BACKGROUND In the present study, we characterized the long-term metabolic changes of brain metastases irradiated with stereotactic radiosurgery (SRS) by sequential dynamic PET imaging using the radiolabeled amino acid O-(2-[18F]-fluoroethyl)-L-tyrosine (FET). We hypothesized that this approach is of considerable clinical value to diagnose delayed radiation-induced changes. PATIENTS AND METHODS From 2010-2021, we retrospectively identified patients with brain metastases from solid extracranial primary tumors who (i) were treated with SRS with or without concurrent immunotherapy using checkpoint inhibitors, (ii) had equivocal or progressive MRI findings after SRS, and (iii) subsequently underwent at least two additional dynamic FET PET scans during follow-up for long-term evaluation. Mean tumor-to-brain ratios (TBR) and the dynamic FET PET parameter time-to-peak were obtained. Diagnostic performances were calculated using receiver operating characteristic curve analyses. Diagnoses were confirmed histologically or clinicoradiologically. RESULTS We identified 36 patients with 98 FET PET scans (median number, 3; range, 2-6). Concurrent to SRS, 8 patients (22%) were treated with checkpoint inhibitors. Following SRS, suspicious MRI findings occurred after a median time of 11 months (range, 2-64 months). Subsequently, FET PET scans were acquired over a median period of 13 months (range, 5-60 months). The overall median follow-up time was 26 months (range, 8-101 months). Twenty-one patients (58%) had delayed radiation-induced changes. TBRs calculated from the last available FET PET scan showed the highest accuracy (92%) to identify delayed radiation-induced changes (threshold, 1.95; P< 0.001). CONCLUSIONS FET PET has a high diagnostic accuracy for characterizing the long-term changes of irradiated brain metastases.

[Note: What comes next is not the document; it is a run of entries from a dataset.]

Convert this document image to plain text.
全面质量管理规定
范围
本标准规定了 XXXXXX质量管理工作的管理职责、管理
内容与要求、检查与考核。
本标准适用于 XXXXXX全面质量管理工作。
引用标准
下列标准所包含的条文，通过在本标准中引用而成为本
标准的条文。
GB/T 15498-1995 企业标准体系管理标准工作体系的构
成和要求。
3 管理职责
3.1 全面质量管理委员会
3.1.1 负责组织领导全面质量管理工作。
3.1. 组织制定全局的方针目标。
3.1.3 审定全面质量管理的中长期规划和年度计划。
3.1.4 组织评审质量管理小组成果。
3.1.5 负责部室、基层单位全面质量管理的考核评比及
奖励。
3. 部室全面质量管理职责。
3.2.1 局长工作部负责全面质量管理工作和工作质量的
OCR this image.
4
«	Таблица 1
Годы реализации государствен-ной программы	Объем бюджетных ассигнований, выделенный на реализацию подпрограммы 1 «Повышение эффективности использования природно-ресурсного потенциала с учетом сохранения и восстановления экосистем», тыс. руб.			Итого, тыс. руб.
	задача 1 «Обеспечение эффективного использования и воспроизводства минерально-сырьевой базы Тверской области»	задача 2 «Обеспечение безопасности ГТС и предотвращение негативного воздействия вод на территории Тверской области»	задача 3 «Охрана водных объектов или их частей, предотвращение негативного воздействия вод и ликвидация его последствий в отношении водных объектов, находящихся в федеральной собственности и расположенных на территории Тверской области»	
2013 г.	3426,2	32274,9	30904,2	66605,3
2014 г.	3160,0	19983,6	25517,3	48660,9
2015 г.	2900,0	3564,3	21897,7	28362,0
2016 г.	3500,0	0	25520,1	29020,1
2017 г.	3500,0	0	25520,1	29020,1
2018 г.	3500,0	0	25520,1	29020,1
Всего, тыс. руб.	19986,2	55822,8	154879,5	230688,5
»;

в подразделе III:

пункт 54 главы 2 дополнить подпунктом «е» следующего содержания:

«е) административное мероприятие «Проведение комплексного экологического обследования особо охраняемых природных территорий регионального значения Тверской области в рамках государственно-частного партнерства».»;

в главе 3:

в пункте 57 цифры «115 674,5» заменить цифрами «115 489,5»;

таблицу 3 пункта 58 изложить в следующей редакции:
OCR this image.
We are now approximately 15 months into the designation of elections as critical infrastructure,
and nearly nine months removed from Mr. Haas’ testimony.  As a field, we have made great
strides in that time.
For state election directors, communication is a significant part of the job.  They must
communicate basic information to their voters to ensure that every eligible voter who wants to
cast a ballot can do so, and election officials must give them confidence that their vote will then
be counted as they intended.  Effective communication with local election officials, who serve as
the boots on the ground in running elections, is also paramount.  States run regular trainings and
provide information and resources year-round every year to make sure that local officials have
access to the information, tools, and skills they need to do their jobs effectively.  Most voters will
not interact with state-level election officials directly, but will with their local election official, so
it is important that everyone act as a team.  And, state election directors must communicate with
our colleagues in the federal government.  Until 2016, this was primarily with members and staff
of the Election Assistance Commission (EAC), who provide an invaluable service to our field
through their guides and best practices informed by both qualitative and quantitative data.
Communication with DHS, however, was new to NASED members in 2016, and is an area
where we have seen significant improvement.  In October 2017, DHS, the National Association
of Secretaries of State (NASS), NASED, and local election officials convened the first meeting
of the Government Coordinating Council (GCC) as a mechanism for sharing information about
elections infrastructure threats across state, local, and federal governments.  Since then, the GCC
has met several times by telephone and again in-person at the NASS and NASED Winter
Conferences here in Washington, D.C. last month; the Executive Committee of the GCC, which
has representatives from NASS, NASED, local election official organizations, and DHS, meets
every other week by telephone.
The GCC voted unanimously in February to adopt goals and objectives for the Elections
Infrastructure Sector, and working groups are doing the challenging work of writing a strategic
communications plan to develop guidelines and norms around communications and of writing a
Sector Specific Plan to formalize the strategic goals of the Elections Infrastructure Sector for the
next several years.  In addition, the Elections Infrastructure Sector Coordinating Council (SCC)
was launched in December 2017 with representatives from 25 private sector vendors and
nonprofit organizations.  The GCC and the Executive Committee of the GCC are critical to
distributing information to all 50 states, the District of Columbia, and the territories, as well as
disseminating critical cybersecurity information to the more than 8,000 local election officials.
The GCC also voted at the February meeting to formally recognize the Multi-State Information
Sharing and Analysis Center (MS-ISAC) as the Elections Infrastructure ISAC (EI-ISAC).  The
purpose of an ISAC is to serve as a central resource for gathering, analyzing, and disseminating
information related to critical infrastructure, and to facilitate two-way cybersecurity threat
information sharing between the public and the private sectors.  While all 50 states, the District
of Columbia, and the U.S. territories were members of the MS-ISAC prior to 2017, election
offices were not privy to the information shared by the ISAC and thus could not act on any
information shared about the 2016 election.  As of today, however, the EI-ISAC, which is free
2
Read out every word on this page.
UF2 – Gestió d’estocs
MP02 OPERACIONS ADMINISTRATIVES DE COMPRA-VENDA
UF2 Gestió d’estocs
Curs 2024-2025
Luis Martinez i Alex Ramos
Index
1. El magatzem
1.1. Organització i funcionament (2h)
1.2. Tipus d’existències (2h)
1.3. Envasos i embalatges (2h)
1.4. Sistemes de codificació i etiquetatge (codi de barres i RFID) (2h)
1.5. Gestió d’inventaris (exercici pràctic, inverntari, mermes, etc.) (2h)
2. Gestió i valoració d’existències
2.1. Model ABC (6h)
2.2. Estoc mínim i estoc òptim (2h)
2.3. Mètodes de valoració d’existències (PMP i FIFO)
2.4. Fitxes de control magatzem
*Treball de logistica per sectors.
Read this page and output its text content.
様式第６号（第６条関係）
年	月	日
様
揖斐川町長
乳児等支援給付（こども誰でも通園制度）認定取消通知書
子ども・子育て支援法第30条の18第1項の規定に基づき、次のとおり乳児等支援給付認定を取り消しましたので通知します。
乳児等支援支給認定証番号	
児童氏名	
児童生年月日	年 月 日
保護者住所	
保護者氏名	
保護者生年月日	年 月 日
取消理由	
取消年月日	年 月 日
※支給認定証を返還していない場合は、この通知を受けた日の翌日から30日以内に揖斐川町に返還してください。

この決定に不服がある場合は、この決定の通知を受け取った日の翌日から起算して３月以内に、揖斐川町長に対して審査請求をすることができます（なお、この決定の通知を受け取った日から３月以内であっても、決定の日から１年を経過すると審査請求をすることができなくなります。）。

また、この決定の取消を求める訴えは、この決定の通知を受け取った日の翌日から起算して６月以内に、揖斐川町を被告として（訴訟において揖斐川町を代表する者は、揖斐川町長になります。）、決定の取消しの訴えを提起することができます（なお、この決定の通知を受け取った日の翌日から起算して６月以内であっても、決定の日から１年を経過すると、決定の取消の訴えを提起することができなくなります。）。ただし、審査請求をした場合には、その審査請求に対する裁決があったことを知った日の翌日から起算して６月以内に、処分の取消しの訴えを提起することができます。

NIMG-49. A PROSPECTIVE, MULTI-CENTRE TRIAL OF FET-PET IN GLIOBLASTOMA PATIENTS - THE TROG 18.06 FIG STUDY: KEY ASPECTS OF IMAGING AND RADIATION ONCOLOGY CREDENTIALING

The FIG study is a prospective non-randomised study now recruiting up to 210 newly diagnosed GBM participants across ten Australian sites. Study outcomes will address the role of [18F] fluoroethyl-L-tyrosine positron emission tomography (FET-PET) in radiotherapy (RT) planning, evaluation of post-treatment changes versus disease progression and prognostication. We describe here the methodology and preliminary outcomes for site credentialing. Eligible participants with GBM undergo FET-PET imaging at three time-points: FET-PET1-post-operative pre-chemo-RT, FET-PET2 acquired one month post-chemo-RT and FET-PET3 (+/-FDG-PET) triggered when clinical and/or radiological (MRI) progression is suspected. Dynamic and static FET-PET images are analysed qualitatively and quantitatively. Radiotherapy is as per standard care with the treating Radiation Oncologist (RO) blinded to FET-PET1. Site nuclear medicine (NM) physicians are required to delineate a biological target volume (BTV) based on FET-PET1 with hybrid RT volumes derived post-hoc. Pre-trial NM quality assurance comprises certification from the Australasian Radiopharmaceutical Trials Network encompassing FET-PET radiochemistry Quality Control and PET camera calibration. Site and central integrated workflows incorporating multi-modality image registration, target volume/region of interest contouring and analysis have been developed. NM benchmarking involves delineation of FET-PET BTVs in 3 cases with another 3 cases addressing response criteria interpretation harmonized across FET-PET, FDG-PET and MRI. Site ROs complete 3 cases involving standard and hybrid target volume delineation based on pre-derived FET-PET volumes. All NM and RO credentialing cases undergo central expert review. To date, of six sites which have submitted full credentialing data, 19/21 RO and 6/6 planning cases were passed. Of 72 NM cases, 18/72 (25%) required resubmission, primarily related to ensuring standardisation of background regions and time activity curve interpretation. The FIG study will be pivotal in establishing the role of FET-PET in GBM management. The robust NM and RO credentialing program will build capacity and expertise in FET-PET production, acquisition and image interpretation.